Limited edition, number 22 of 50 copies printed on japon for the Guild of Women Binders and finely bound in their workshop. The bookseller Frank Karslake established the bindery in 1898 as "a way of publicising and promoting the sale of books bound by women" (Tidcombe, p. 27).
As well as executing fine leather bindings, the guild had a number of fine press books specially printed for their purposes. In his introduction to The Bindings of Tomorrow (1902), G. Elliot Anstruther writes that "the Guild has no affection for the cheap edition, with its closely set type and thin paper; nor does it bind up ephemeral rubbish for treasured preservation. Materially, the books are among the finest productions of the printing press" (p. xxvi).

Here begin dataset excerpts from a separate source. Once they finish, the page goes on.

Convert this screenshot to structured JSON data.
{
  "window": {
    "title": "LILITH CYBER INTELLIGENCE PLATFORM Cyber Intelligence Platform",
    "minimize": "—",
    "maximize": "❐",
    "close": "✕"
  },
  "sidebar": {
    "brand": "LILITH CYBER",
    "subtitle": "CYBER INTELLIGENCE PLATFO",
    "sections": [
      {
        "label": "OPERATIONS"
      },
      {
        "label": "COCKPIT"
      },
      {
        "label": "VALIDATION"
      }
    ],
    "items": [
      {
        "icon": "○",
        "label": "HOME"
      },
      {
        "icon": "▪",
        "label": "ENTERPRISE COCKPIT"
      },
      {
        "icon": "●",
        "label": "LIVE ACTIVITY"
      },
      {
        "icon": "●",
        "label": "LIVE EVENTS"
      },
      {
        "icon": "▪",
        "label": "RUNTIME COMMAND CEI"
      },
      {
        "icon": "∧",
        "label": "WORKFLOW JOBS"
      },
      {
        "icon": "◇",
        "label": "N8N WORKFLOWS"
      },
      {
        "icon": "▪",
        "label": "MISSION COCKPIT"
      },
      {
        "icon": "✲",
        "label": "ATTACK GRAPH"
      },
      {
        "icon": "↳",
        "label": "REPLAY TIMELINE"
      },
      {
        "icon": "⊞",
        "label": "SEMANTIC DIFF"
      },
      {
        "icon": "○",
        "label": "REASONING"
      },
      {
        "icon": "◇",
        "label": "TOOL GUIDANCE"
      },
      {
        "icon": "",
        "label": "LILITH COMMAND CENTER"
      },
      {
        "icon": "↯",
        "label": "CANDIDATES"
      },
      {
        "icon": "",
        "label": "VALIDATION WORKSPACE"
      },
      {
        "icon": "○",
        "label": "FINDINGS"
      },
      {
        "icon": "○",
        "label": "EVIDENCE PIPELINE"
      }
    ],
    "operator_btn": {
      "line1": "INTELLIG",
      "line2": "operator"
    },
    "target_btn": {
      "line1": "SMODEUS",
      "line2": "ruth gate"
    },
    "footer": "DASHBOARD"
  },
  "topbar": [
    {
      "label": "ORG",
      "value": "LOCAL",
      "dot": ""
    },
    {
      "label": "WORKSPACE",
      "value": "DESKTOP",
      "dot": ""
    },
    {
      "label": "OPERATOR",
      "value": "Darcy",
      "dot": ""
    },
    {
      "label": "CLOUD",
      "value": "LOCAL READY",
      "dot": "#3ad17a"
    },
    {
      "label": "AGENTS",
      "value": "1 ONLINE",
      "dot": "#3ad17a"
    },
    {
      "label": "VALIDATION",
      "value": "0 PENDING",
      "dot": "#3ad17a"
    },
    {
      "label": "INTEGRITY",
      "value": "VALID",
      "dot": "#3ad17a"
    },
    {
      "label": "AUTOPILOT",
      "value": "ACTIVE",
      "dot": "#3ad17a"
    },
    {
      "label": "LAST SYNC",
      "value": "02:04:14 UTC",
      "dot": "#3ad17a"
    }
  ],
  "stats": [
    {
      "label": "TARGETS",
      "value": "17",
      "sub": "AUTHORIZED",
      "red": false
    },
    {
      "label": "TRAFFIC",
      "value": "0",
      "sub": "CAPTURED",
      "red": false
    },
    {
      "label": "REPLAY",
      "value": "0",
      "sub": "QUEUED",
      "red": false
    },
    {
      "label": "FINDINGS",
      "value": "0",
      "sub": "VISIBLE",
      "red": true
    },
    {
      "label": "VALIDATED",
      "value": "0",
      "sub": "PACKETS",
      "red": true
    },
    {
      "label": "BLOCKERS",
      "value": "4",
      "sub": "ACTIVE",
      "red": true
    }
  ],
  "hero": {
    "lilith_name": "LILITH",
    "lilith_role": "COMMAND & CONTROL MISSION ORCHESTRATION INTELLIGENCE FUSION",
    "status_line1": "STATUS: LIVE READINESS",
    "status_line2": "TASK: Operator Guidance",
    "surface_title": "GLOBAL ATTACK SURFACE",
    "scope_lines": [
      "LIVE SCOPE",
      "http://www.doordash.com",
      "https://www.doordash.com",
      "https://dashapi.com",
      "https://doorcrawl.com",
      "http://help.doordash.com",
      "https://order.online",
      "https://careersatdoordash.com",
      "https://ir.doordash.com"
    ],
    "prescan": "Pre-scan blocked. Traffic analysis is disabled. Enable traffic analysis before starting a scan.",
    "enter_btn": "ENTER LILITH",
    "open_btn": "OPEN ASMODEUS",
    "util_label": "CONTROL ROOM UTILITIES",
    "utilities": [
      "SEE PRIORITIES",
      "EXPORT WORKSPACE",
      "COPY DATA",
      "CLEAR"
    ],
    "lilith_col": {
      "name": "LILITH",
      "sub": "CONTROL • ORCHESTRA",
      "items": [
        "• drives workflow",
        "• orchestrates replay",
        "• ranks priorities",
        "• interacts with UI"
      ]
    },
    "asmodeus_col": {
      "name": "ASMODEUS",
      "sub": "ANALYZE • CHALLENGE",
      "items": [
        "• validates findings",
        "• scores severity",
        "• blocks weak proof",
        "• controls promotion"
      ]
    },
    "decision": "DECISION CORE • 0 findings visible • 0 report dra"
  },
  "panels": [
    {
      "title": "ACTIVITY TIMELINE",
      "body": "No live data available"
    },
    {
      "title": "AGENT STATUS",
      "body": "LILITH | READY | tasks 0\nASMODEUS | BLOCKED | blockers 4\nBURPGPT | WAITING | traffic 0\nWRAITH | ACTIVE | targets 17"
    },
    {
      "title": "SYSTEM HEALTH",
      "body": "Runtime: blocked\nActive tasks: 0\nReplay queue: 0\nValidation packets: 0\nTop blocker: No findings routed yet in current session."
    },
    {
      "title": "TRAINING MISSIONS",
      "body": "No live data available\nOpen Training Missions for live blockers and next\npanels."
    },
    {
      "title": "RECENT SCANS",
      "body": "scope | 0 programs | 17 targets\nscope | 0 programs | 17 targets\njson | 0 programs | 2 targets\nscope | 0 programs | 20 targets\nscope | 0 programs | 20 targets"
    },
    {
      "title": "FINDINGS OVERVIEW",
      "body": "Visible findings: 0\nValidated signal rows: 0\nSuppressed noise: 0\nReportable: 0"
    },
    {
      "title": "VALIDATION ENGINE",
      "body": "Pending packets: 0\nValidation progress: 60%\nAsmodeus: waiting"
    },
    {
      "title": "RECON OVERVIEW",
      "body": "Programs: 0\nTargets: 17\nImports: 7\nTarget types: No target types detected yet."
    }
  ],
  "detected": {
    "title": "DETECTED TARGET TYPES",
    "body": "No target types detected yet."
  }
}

Shelley's poem, written in response to the death of his child Will, first appeared in the collection Prometheus Unbound and Other Poems (1820). Housman's illustrated version was published in 1898. The brother of the poet A. E. Housman, Laurence Housman "established himself as a leading book illustrator" in the 1890s with art nouveau wood engravings that demonstrate "a marvellous purity of style" (Houfe, p. 346). Like Shelley, "Housman was fearless in public commitment to controversial campaigns. He was an active member of the British Society for the Study of Sex Psychology and the Order of Chaeronea, and the First World War found him writing for Sylvia Pankhurst's Workers' Dreadnought and in support of Indian independence" (ODNB).

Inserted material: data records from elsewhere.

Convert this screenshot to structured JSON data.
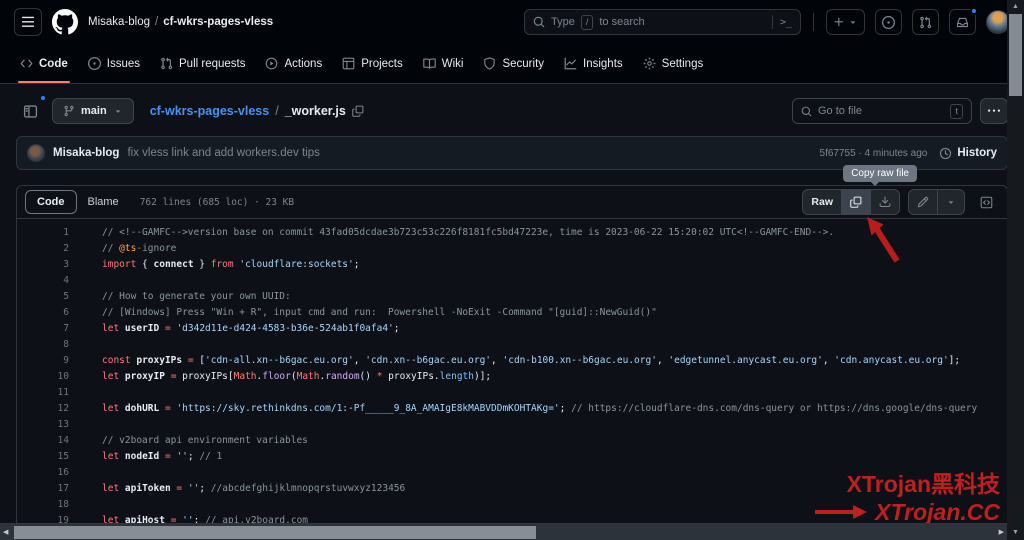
{
  "global_header": {
    "org": "Misaka-blog",
    "separator": "/",
    "repo": "cf-wkrs-pages-vless",
    "search": {
      "placeholder_prefix": "Type",
      "slash_key": "/",
      "placeholder_suffix": "to search",
      "command_palette_glyph": ">_"
    }
  },
  "repo_nav": {
    "tabs": [
      {
        "label": "Code",
        "active": true
      },
      {
        "label": "Issues",
        "active": false
      },
      {
        "label": "Pull requests",
        "active": false
      },
      {
        "label": "Actions",
        "active": false
      },
      {
        "label": "Projects",
        "active": false
      },
      {
        "label": "Wiki",
        "active": false
      },
      {
        "label": "Security",
        "active": false
      },
      {
        "label": "Insights",
        "active": false
      },
      {
        "label": "Settings",
        "active": false
      }
    ]
  },
  "file_header": {
    "branch": "main",
    "repo_link": "cf-wkrs-pages-vless",
    "separator": "/",
    "file_name": "_worker.js",
    "goto_placeholder": "Go to file",
    "goto_key": "t"
  },
  "commit_bar": {
    "author": "Misaka-blog",
    "message": "fix vless link and add workers.dev tips",
    "sha_and_time": "5f67755 · 4 minutes ago",
    "history_label": "History"
  },
  "file_toolbar": {
    "code_tab": "Code",
    "blame_tab": "Blame",
    "stats": "762 lines (685 loc) · 23 KB",
    "raw_label": "Raw",
    "copy_tooltip": "Copy raw file"
  },
  "icons": {
    "hamburger": "three-bars",
    "logo": "github-mark",
    "search": "magnifier",
    "create": "plus-caret",
    "issues": "issue-opened",
    "pull_requests": "git-pull-request",
    "notifications": "inbox",
    "branch": "git-branch",
    "copy": "copy-squares",
    "history": "clock",
    "download": "download-tray",
    "edit": "pencil",
    "symbols": "code-square",
    "more": "kebab-horizontal",
    "file_tree": "sidebar-panel",
    "settings": "gear",
    "security": "shield",
    "insights": "graph",
    "wiki": "book",
    "projects": "table",
    "actions": "play-circle",
    "code": "chevrons"
  },
  "code": {
    "lines": [
      {
        "n": 1,
        "seg": [
          [
            "c",
            "// <!--GAMFC-->version base on commit 43fad05dcdae3b723c53c226f8181fc5bd47223e, time is 2023-06-22 15:20:02 UTC<!--GAMFC-END-->."
          ]
        ]
      },
      {
        "n": 2,
        "seg": [
          [
            "c",
            "// "
          ],
          [
            "o",
            "@ts"
          ],
          [
            "c",
            "-ignore"
          ]
        ]
      },
      {
        "n": 3,
        "seg": [
          [
            "k",
            "import"
          ],
          [
            "p",
            " { "
          ],
          [
            "v",
            "connect"
          ],
          [
            "p",
            " } "
          ],
          [
            "k",
            "from"
          ],
          [
            "p",
            " "
          ],
          [
            "s",
            "'cloudflare:sockets'"
          ],
          [
            "p",
            ";"
          ]
        ]
      },
      {
        "n": 4,
        "seg": []
      },
      {
        "n": 5,
        "seg": [
          [
            "c",
            "// How to generate your own UUID:"
          ]
        ]
      },
      {
        "n": 6,
        "seg": [
          [
            "c",
            "// [Windows] Press \"Win + R\", input cmd and run:  Powershell -NoExit -Command \"[guid]::NewGuid()\""
          ]
        ]
      },
      {
        "n": 7,
        "seg": [
          [
            "k",
            "let"
          ],
          [
            "p",
            " "
          ],
          [
            "v",
            "userID"
          ],
          [
            "p",
            " "
          ],
          [
            "k",
            "="
          ],
          [
            "p",
            " "
          ],
          [
            "s",
            "'d342d11e-d424-4583-b36e-524ab1f0afa4'"
          ],
          [
            "p",
            ";"
          ]
        ]
      },
      {
        "n": 8,
        "seg": []
      },
      {
        "n": 9,
        "seg": [
          [
            "k",
            "const"
          ],
          [
            "p",
            " "
          ],
          [
            "v",
            "proxyIPs"
          ],
          [
            "p",
            " "
          ],
          [
            "k",
            "="
          ],
          [
            "p",
            " ["
          ],
          [
            "s",
            "'cdn-all.xn--b6gac.eu.org'"
          ],
          [
            "p",
            ", "
          ],
          [
            "s",
            "'cdn.xn--b6gac.eu.org'"
          ],
          [
            "p",
            ", "
          ],
          [
            "s",
            "'cdn-b100.xn--b6gac.eu.org'"
          ],
          [
            "p",
            ", "
          ],
          [
            "s",
            "'edgetunnel.anycast.eu.org'"
          ],
          [
            "p",
            ", "
          ],
          [
            "s",
            "'cdn.anycast.eu.org'"
          ],
          [
            "p",
            "];"
          ]
        ]
      },
      {
        "n": 10,
        "seg": [
          [
            "k",
            "let"
          ],
          [
            "p",
            " "
          ],
          [
            "v",
            "proxyIP"
          ],
          [
            "p",
            " "
          ],
          [
            "k",
            "="
          ],
          [
            "p",
            " proxyIPs["
          ],
          [
            "k",
            "Math"
          ],
          [
            "p",
            "."
          ],
          [
            "f",
            "floor"
          ],
          [
            "p",
            "("
          ],
          [
            "k",
            "Math"
          ],
          [
            "p",
            "."
          ],
          [
            "f",
            "random"
          ],
          [
            "p",
            "() "
          ],
          [
            "k",
            "*"
          ],
          [
            "p",
            " proxyIPs."
          ],
          [
            "n",
            "length"
          ],
          [
            "p",
            ")];"
          ]
        ]
      },
      {
        "n": 11,
        "seg": []
      },
      {
        "n": 12,
        "seg": [
          [
            "k",
            "let"
          ],
          [
            "p",
            " "
          ],
          [
            "v",
            "dohURL"
          ],
          [
            "p",
            " "
          ],
          [
            "k",
            "="
          ],
          [
            "p",
            " "
          ],
          [
            "s",
            "'https://sky.rethinkdns.com/1:-Pf_____9_8A_AMAIgE8kMABVDDmKOHTAKg='"
          ],
          [
            "p",
            "; "
          ],
          [
            "c",
            "// https://cloudflare-dns.com/dns-query or https://dns.google/dns-query"
          ]
        ]
      },
      {
        "n": 13,
        "seg": []
      },
      {
        "n": 14,
        "seg": [
          [
            "c",
            "// v2board api environment variables"
          ]
        ]
      },
      {
        "n": 15,
        "seg": [
          [
            "k",
            "let"
          ],
          [
            "p",
            " "
          ],
          [
            "v",
            "nodeId"
          ],
          [
            "p",
            " "
          ],
          [
            "k",
            "="
          ],
          [
            "p",
            " "
          ],
          [
            "s",
            "''"
          ],
          [
            "p",
            "; "
          ],
          [
            "c",
            "// 1"
          ]
        ]
      },
      {
        "n": 16,
        "seg": []
      },
      {
        "n": 17,
        "seg": [
          [
            "k",
            "let"
          ],
          [
            "p",
            " "
          ],
          [
            "v",
            "apiToken"
          ],
          [
            "p",
            " "
          ],
          [
            "k",
            "="
          ],
          [
            "p",
            " "
          ],
          [
            "s",
            "''"
          ],
          [
            "p",
            "; "
          ],
          [
            "c",
            "//abcdefghijklmnopqrstuvwxyz123456"
          ]
        ]
      },
      {
        "n": 18,
        "seg": []
      },
      {
        "n": 19,
        "seg": [
          [
            "k",
            "let"
          ],
          [
            "p",
            " "
          ],
          [
            "v",
            "apiHost"
          ],
          [
            "p",
            " "
          ],
          [
            "k",
            "="
          ],
          [
            "p",
            " "
          ],
          [
            "s",
            "''"
          ],
          [
            "p",
            "; "
          ],
          [
            "c",
            "// api.v2board.com"
          ]
        ]
      }
    ]
  },
  "watermark": {
    "line1": "XTrojan黑科技",
    "line2": "XTrojan.CC"
  },
  "colors": {
    "header_bg": "#010409",
    "page_bg": "#0d1117",
    "border": "#30363d",
    "accent_underline": "#f78166",
    "link": "#4493f8",
    "notification_dot": "#2f81f7",
    "keyword": "#ff7b72",
    "string": "#a5d6ff",
    "comment": "#8b949e",
    "function": "#d2a8ff",
    "constant": "#79c0ff",
    "watermark_red": "#c01f1f",
    "annotation_arrow": "#b91c1c",
    "tooltip_bg": "#6e7681"
  }
}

Octavo. Original orange niger by the Guild of Women Binders, their stamp to front turn-in, spine lettered in gilt, foliate frame finely tooled in gilt to covers within single rule frame tooled in gilt, turn-ins ruled in gilt, edges green. Guild of Women Binders slip loosely inserted.

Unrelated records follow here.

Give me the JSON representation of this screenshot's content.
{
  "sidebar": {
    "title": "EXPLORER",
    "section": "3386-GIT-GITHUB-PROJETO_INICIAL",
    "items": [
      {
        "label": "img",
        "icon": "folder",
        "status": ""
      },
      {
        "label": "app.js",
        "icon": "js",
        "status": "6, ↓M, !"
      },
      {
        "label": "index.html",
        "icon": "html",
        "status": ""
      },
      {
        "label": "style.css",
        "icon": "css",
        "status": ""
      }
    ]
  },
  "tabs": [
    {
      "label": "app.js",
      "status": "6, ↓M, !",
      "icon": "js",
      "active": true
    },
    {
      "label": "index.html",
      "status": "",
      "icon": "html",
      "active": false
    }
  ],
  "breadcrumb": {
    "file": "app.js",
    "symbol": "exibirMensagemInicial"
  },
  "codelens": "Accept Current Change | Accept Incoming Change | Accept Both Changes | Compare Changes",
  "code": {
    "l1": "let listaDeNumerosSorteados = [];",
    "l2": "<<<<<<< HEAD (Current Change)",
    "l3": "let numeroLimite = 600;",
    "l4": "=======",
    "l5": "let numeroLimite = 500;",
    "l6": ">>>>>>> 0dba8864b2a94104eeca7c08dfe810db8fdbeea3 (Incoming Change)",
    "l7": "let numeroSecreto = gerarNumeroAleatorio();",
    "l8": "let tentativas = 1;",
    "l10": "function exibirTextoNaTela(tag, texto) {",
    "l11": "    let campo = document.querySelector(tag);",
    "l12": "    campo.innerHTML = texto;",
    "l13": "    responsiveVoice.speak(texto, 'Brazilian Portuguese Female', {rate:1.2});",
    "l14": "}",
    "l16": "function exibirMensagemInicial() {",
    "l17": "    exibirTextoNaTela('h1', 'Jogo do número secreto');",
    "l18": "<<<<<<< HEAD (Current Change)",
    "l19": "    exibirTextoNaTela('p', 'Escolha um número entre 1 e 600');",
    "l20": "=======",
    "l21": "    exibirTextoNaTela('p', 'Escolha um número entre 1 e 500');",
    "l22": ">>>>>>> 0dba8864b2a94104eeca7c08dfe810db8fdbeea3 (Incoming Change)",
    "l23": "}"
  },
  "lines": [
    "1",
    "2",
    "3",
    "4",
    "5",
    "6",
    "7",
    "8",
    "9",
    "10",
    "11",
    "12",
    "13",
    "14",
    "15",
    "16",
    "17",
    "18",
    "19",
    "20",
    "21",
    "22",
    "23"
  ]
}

Wood-engraved frontispiece, 11 similar plates, all after Laurence Housman, title page printed with woodcut frame, woodcut initials for first letter of each stanza.
Contemporary ownership inscription to front pastedown. Binding rubbed and lightly marked, internally clean. A very good copy.
G. Elliot Anstruther, Bindings of To-Morrow, 1902; Simon Houfe, The Dictionary of British Book Illustrators and Caricaturists, 1982; Marianne Tidcombe, Women Bookbinders 1880-1920, 1996.